There were 23 households, out of which 34.8% had children under the age of 18 living with them, 56.5% were married couples living together, 8.7% had a female householder with no husband present, and 34.8% were non-families. 26.1% of all households were made up of individuals, and 4.3% had someone living alone who was 65 years of age or older. The average household size was 2.78 and the average family size was 3.47.

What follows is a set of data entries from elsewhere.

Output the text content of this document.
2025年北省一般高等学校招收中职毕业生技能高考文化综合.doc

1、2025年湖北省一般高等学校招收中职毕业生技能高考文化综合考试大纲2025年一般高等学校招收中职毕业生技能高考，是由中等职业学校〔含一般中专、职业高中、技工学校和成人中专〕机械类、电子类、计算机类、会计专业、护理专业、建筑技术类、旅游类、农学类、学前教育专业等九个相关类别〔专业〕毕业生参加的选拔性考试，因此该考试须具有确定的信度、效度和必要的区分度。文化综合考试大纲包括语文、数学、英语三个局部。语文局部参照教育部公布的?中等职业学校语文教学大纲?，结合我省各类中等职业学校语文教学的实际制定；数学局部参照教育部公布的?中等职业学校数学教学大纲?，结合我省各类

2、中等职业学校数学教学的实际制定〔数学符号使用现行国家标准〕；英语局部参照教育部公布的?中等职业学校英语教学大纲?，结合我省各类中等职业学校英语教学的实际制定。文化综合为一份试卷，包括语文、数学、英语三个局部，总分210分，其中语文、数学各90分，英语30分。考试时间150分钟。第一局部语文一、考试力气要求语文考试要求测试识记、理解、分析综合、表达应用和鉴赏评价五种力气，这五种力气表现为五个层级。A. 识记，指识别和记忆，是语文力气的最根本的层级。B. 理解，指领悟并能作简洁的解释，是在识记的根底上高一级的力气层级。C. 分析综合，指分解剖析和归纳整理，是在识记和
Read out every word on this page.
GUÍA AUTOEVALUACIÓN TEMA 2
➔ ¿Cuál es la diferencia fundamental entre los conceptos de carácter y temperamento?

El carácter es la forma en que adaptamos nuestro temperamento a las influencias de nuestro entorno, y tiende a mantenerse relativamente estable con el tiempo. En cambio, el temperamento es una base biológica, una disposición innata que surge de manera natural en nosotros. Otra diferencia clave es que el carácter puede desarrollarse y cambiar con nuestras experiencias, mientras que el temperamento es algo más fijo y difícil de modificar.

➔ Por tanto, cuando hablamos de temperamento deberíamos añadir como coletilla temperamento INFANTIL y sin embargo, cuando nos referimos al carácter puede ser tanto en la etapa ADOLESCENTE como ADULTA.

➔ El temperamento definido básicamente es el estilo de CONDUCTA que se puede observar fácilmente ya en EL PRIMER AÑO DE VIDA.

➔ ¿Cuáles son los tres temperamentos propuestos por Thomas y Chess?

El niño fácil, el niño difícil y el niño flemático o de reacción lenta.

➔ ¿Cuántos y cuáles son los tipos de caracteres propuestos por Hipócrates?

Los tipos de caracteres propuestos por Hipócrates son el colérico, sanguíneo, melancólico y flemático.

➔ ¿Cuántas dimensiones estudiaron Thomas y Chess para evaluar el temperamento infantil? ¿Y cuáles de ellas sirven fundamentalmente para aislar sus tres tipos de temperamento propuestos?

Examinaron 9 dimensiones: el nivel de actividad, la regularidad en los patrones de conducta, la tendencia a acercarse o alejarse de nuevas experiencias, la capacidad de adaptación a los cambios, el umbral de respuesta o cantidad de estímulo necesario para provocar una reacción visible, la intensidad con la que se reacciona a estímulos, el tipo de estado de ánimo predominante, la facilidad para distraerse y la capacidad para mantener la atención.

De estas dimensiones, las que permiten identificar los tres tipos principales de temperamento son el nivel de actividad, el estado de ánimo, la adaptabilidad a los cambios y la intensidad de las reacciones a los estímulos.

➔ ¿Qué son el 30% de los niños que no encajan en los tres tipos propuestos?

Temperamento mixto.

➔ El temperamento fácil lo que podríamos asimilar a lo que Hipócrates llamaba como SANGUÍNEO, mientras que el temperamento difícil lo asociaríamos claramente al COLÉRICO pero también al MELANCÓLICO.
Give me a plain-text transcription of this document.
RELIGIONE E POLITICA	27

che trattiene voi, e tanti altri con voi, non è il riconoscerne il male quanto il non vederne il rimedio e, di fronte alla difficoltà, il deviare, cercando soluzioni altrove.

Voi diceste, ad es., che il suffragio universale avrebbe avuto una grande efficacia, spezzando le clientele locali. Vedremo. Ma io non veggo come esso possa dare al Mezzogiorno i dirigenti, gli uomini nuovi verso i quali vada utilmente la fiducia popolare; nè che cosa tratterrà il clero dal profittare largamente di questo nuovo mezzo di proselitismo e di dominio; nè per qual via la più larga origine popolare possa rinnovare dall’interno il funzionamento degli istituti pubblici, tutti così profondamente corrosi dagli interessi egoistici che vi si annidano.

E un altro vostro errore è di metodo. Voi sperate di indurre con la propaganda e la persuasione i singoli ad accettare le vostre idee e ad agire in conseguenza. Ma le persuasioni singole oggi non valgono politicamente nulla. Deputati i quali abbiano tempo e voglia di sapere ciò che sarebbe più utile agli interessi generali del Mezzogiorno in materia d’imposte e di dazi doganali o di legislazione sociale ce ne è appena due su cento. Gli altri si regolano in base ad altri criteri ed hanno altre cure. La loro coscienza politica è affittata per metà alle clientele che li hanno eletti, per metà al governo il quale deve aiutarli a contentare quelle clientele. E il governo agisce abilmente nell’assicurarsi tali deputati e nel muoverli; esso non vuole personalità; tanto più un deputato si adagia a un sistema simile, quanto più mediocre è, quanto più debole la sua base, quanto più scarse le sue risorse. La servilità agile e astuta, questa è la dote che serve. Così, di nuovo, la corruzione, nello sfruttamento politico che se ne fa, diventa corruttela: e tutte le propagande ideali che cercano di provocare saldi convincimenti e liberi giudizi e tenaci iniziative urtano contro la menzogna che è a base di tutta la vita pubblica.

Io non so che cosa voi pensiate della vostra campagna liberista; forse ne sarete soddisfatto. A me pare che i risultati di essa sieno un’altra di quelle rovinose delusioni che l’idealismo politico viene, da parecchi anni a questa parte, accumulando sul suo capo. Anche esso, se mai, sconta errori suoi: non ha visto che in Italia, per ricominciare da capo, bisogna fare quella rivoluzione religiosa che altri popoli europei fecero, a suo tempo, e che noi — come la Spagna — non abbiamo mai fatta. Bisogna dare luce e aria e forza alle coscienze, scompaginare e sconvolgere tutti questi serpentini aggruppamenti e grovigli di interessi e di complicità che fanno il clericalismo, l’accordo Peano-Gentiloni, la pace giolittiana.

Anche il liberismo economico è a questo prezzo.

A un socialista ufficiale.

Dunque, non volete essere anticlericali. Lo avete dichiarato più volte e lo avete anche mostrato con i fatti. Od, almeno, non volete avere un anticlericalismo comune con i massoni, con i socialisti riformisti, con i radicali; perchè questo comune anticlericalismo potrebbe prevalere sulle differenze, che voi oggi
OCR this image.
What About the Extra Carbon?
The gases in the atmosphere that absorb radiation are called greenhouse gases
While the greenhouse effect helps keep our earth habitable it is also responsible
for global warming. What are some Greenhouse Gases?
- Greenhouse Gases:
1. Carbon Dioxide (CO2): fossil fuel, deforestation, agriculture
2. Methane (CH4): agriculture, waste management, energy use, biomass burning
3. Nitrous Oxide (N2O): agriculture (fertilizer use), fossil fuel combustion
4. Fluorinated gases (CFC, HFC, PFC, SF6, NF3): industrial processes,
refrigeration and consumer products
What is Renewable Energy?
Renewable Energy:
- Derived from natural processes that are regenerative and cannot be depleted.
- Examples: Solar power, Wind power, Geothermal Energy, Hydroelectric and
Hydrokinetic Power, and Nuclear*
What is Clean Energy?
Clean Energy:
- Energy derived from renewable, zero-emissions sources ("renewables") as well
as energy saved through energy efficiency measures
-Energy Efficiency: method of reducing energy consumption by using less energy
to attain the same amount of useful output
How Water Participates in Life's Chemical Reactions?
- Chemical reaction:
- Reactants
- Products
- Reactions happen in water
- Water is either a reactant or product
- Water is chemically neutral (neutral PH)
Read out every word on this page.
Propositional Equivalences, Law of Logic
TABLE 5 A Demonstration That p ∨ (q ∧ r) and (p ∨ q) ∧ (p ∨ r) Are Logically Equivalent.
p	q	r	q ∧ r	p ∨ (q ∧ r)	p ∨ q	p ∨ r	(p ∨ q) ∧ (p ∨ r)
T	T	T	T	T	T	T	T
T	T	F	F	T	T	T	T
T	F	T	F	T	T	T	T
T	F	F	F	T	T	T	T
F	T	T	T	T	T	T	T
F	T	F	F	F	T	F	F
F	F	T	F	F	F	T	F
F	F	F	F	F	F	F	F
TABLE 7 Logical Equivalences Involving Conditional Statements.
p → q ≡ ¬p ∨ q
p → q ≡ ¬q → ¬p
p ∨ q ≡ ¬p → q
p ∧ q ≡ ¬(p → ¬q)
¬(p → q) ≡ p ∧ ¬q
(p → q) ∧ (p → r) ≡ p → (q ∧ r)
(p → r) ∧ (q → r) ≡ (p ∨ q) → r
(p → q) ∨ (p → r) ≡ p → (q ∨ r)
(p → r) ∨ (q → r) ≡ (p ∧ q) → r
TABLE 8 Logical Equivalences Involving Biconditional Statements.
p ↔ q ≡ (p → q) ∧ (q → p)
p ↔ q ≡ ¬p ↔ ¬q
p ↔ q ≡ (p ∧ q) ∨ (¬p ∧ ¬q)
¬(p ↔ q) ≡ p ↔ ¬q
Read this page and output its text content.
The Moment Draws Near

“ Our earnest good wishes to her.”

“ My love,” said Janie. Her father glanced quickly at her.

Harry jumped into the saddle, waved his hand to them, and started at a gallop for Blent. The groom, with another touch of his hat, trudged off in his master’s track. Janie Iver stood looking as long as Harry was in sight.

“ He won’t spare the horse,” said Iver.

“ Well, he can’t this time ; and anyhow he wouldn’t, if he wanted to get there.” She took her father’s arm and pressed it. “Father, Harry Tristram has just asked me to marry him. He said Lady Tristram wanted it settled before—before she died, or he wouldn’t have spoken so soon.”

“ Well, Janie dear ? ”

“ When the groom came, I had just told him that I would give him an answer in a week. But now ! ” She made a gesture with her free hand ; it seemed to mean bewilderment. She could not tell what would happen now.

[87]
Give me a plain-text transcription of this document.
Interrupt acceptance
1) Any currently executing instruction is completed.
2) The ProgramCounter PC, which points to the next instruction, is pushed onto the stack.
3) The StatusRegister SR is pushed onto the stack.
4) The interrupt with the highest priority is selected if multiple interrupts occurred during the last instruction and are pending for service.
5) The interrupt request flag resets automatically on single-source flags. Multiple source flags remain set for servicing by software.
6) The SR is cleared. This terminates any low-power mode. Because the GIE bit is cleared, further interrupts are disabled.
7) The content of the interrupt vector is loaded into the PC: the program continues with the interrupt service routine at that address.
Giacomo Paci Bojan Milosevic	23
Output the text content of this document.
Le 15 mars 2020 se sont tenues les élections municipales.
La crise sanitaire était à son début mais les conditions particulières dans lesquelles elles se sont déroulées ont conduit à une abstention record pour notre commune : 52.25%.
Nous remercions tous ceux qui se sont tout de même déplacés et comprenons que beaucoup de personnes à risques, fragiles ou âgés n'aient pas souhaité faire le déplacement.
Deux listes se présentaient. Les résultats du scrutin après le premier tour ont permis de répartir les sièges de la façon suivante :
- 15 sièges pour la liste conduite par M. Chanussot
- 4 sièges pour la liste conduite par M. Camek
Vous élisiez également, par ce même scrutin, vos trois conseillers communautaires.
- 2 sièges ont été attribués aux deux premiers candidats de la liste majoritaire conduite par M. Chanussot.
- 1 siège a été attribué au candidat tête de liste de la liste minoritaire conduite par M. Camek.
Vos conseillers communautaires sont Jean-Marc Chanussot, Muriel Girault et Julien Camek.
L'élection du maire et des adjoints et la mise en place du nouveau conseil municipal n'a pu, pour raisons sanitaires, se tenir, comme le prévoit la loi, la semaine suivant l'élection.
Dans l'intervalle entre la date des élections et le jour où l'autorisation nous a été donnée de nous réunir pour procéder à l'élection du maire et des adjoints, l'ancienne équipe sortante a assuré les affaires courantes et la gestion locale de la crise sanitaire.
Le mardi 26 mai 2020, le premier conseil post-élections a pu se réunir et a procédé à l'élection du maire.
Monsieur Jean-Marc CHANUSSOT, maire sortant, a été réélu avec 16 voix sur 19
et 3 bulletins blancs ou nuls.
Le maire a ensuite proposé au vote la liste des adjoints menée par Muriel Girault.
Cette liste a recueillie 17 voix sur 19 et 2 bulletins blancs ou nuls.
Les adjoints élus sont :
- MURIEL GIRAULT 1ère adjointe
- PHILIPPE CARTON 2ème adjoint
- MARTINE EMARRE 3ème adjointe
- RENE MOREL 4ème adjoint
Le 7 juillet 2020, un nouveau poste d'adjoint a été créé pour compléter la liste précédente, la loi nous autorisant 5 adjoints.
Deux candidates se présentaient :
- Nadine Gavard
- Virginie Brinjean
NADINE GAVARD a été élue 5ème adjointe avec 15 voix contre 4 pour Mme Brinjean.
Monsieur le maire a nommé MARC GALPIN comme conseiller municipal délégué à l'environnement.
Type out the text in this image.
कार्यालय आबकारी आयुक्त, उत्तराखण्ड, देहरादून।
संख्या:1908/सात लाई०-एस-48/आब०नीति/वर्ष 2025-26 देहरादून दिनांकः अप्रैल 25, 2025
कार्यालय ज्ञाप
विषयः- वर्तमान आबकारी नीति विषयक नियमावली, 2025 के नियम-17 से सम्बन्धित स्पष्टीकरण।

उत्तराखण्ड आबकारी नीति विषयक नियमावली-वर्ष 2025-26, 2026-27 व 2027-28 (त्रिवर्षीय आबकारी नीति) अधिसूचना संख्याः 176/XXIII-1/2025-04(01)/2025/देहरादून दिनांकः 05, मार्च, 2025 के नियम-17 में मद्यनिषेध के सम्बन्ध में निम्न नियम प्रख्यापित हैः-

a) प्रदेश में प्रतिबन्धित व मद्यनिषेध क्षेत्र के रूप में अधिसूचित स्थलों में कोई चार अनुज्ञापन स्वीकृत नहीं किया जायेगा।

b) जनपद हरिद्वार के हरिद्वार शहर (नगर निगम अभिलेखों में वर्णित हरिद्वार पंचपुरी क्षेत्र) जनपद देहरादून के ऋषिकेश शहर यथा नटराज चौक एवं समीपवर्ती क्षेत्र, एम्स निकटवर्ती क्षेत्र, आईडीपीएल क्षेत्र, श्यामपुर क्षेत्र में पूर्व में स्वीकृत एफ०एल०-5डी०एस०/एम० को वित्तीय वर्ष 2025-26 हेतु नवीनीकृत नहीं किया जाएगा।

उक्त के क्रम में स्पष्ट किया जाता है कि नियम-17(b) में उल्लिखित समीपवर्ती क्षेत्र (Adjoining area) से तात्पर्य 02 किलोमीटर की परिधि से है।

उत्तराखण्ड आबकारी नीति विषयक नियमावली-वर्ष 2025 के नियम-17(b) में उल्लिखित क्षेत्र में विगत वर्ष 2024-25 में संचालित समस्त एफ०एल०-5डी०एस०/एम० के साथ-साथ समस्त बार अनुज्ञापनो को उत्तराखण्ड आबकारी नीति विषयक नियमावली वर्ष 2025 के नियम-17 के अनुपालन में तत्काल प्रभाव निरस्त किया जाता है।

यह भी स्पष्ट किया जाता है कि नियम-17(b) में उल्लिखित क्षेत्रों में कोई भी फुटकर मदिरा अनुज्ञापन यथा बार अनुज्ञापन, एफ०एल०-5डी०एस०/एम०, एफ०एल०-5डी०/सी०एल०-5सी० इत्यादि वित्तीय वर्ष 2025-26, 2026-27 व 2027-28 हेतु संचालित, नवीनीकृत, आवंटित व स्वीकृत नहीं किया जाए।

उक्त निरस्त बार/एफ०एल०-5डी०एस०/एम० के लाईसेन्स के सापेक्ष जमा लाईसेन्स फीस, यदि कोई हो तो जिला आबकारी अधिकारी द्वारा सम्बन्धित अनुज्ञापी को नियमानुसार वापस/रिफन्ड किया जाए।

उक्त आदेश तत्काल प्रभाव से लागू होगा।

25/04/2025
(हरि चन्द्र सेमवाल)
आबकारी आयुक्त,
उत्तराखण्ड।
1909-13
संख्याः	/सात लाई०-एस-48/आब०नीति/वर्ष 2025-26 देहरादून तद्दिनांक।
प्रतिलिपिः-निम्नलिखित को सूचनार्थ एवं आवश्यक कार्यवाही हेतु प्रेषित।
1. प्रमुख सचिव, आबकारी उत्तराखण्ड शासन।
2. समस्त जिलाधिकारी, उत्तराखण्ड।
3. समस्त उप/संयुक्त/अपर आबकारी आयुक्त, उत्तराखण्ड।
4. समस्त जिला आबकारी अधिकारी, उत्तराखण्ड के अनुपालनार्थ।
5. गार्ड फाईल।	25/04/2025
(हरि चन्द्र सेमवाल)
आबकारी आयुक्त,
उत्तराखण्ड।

In the village, the population was spread out, with 29.7% under the age of 18, 3.1% from 18 to 24, 32.8% from 25 to 44, 20.3% from 45 to 64, and 14.1% who were 65 years of age or older. The median age was 35 years. For every 100 females, there were 93.9 males. For every 100 females age 18 and over, there were 87.5 males.

The median income for a household in the village was $29,000, and the median income for a family was $29,500. Males had a median income of $59,167 versus $21,667 for females. The per capita income for the village was $14,017. None of the population and none of the families were below the poverty line.

==Education==
North Platte County R-I School District is the school district.